A decade-old European satellite has given Italian scientists a detailed look into a dangerous radiation zone located a few hundred kilometers above the coast of Brazil.
Known as the South Atlantic Anomaly (SAA), or “Bermuda Triangle of Space,” the region has reportedly caused satellites and telescopes to malfunction and temporarily affected astronauts’ eyesight.
According to scientists, the SAA is the point where the Van Allen radiation belts—rings of charged particles that sit roughly 1,000 to 6,000 kilometers above the surface of Earth—are closest to the planet’s surface. When the belts were first discovered in the 1950s, scientists suspected the SAA could pose an eventual threat.
Now, as spacecraft electronics continue to become more complex, the problems caused by the SAA have also increased. Astronauts have reported their laptop computers would occasionally crash when they passed through the region, in addition to seeing strange “shooting stars” flash in front of their eyes. Some mitigation measured have been developed: certain spacecraft such as the Hubble Space Telescope are programmed to switch off their sensitive instruments as they fly through the SAA to avoid damage, while the International Space Station is constructed with extra shielding for protection. As scientists continue to explore space using more sophisticated instruments, however, more detailed knowledge of the SAA is needed.
A team of researchers led by Riccardo Campana at the National Institute for Astrophysics in Bologna, Italy have developed a way to better calculate the changing boundaries of the SAA using data recorded by BeppoSAX, a Italian–Dutch satellite active from 1996 to 2003 that was used to study gamma-ray bursts. Most notably, the researchers discovered that the radiation levels in the lower layer of the SAA were much less than in the upper layers, and that the anomaly was slowly drifting westward at a rate of about 40 kilometers per year.
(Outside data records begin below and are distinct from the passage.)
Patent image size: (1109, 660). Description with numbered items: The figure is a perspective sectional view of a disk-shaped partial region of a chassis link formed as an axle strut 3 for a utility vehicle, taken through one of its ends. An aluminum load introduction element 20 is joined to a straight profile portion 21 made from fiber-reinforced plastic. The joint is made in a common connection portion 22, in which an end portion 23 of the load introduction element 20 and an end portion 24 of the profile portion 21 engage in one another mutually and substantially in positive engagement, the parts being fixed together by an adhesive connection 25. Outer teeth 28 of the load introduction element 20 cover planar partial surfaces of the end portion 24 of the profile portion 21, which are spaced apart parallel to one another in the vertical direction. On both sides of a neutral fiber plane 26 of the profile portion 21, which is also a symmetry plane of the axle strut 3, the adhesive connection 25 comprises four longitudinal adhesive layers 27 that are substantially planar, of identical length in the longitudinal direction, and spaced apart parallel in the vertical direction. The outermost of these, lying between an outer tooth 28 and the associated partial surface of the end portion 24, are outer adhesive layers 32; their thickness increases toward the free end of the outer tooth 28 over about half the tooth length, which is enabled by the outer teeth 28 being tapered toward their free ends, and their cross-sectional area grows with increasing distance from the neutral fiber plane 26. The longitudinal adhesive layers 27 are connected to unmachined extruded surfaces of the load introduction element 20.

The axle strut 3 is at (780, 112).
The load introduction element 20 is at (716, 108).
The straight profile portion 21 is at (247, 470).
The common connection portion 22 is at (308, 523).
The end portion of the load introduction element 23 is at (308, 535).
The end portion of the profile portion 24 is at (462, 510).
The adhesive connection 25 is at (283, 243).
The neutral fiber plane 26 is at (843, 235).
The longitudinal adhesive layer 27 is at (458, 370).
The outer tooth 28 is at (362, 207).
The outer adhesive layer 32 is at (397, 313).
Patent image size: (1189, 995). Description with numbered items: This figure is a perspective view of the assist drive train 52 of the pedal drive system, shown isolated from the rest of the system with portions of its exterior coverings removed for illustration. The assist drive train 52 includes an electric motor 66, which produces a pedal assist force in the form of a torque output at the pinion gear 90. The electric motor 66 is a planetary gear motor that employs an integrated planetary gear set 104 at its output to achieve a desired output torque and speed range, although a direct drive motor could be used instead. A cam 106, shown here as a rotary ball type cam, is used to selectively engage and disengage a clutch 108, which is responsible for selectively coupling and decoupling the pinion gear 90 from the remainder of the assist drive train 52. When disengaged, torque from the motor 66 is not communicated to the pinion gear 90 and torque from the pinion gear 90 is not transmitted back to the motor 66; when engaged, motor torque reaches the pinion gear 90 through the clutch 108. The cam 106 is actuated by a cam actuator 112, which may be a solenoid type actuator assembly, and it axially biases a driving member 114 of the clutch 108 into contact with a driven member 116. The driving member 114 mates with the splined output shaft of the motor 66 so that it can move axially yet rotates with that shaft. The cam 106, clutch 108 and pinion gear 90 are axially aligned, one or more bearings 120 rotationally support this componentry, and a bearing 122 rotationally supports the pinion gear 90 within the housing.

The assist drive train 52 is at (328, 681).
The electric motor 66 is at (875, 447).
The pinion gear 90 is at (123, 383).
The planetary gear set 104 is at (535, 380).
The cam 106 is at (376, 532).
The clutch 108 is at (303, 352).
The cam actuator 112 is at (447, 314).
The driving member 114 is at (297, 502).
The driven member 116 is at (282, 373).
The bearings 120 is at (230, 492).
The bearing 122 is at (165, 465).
Campana and his colleagues are currently designing a space telescope that will orbit through the lower part of the danger zone in an effort to further understand the area, which is currently not well-studied. The new telescope will follow a similar orbit to BeppoSAX.
“Most radiation models used in planning space missions are based on extrapolations from high-latitude, high-inclination observations,” says Campana, making them less accurate for different types of orbits. Data from the new space telescope is expected to assist scientists in better preparing future space missions.